Again and again one can see the importance of the mouth as an expressive vehicle in Bacon’s works. When young in Paris he bought a second-hand book with hand-colored plates of diseases of the mouth. He tried to combine the Potemkin image with the images from the book, but it never worked out.
A friend once gave me a textbook of reconstructive surgery of victims of traumatic injury (there is always someone wanting to cheer you up). One photograph showed a face with the flesh almost entirely lifted from one side revealing the teeth, jaw and skull. I always associated the image with Bacon – though Bacon’s paintings are neither horrific nor literal. Yet it is as if he reminds us of the skull beneath the flesh, reminds us of our mortality.

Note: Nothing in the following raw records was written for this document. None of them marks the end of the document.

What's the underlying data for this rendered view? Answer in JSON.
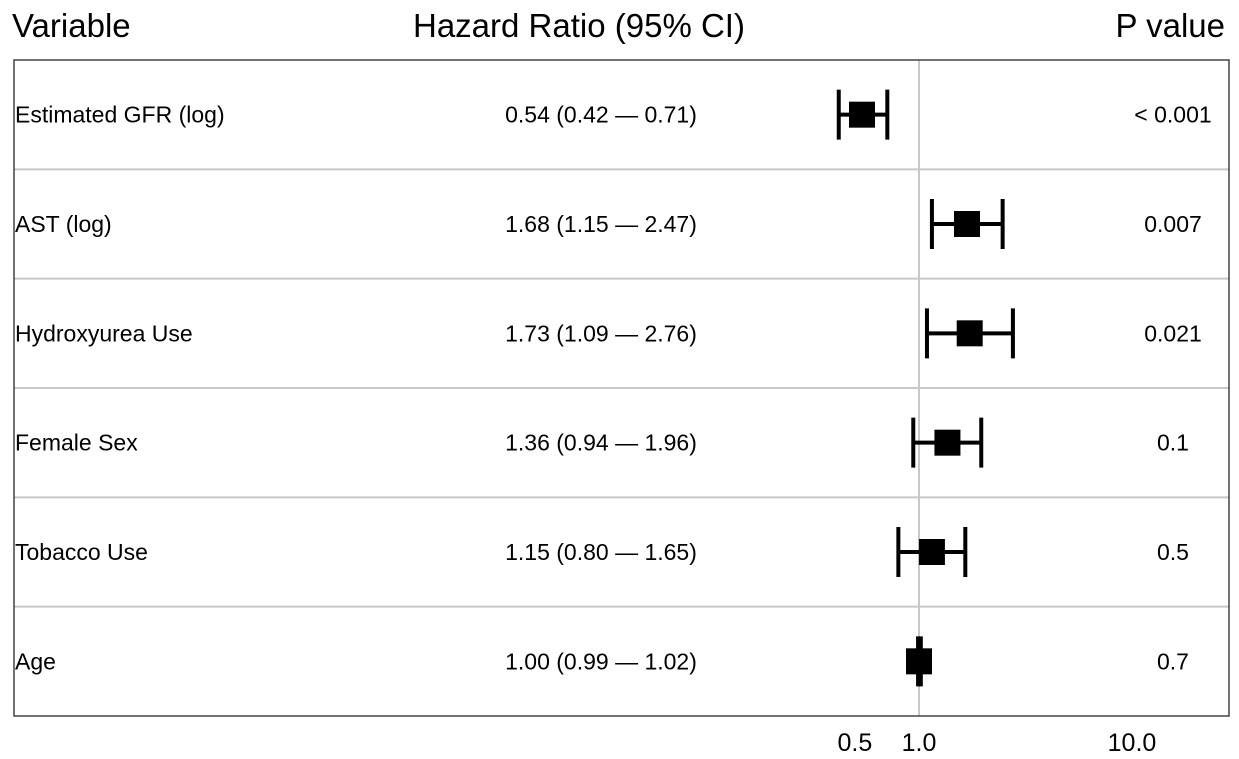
{
  "headers": {
    "variable": "Variable",
    "hazard_ratio": "Hazard Ratio (95% CI)",
    "p_value": "P value"
  },
  "colors": {
    "marker": "#000000",
    "grid": "#c8c8c8",
    "frame": "#444444",
    "background": "#ffffff"
  },
  "chart_data": {
    "type": "forest",
    "x_scale": "log10",
    "xlim": [
      0.3,
      15
    ],
    "xticks": [
      0.5,
      1.0,
      10.0
    ],
    "xtick_labels": [
      "0.5",
      "1.0",
      "10.0"
    ],
    "reference_line": 1.0,
    "rows": [
      {
        "variable": "Estimated GFR (log)",
        "hr": 0.54,
        "lo": 0.42,
        "hi": 0.71,
        "hr_text": "0.54 (0.42 — 0.71)",
        "p": "< 0.001"
      },
      {
        "variable": "AST (log)",
        "hr": 1.68,
        "lo": 1.15,
        "hi": 2.47,
        "hr_text": "1.68 (1.15 — 2.47)",
        "p": "0.007"
      },
      {
        "variable": "Hydroxyurea Use",
        "hr": 1.73,
        "lo": 1.09,
        "hi": 2.76,
        "hr_text": "1.73 (1.09 — 2.76)",
        "p": "0.021"
      },
      {
        "variable": "Female Sex",
        "hr": 1.36,
        "lo": 0.94,
        "hi": 1.96,
        "hr_text": "1.36 (0.94 — 1.96)",
        "p": "0.1"
      },
      {
        "variable": "Tobacco Use",
        "hr": 1.15,
        "lo": 0.8,
        "hi": 1.65,
        "hr_text": "1.15 (0.80 — 1.65)",
        "p": "0.5"
      },
      {
        "variable": "Age",
        "hr": 1.0,
        "lo": 0.99,
        "hi": 1.02,
        "hr_text": "1.00 (0.99 — 1.02)",
        "p": "0.7"
      }
    ]
  }
}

‘The mouth’ paintings evolved during the 1940’s. The work entitled “Painting 1946” has a dark figure whose jaw and mouth emerge from the adumbration of an umbrella. A flayed carcass is behind, its limbs spread as if crucified. This, the first work by Bacon to be acquired by a museum, was purchased by the Museum of Modern Art, New York, in 1949 and it seems to point the way to the ensuing works sometimes referred to as ‘Scream Paintings’ of heads, figures and Popes, in the 1950’s. “Study for Innocent X,” 1962, seems a culmination of these, being derived from a reproduction of the Velazquez portrait (widely regarded as one of the finest portraits ever painted). Interestingly, Bacon, though he spent two months in Rome, never visited the Galleria Doria-Pamphili to see the Velazquez painting. He said he probably feared seeing the original after he had tampered with it.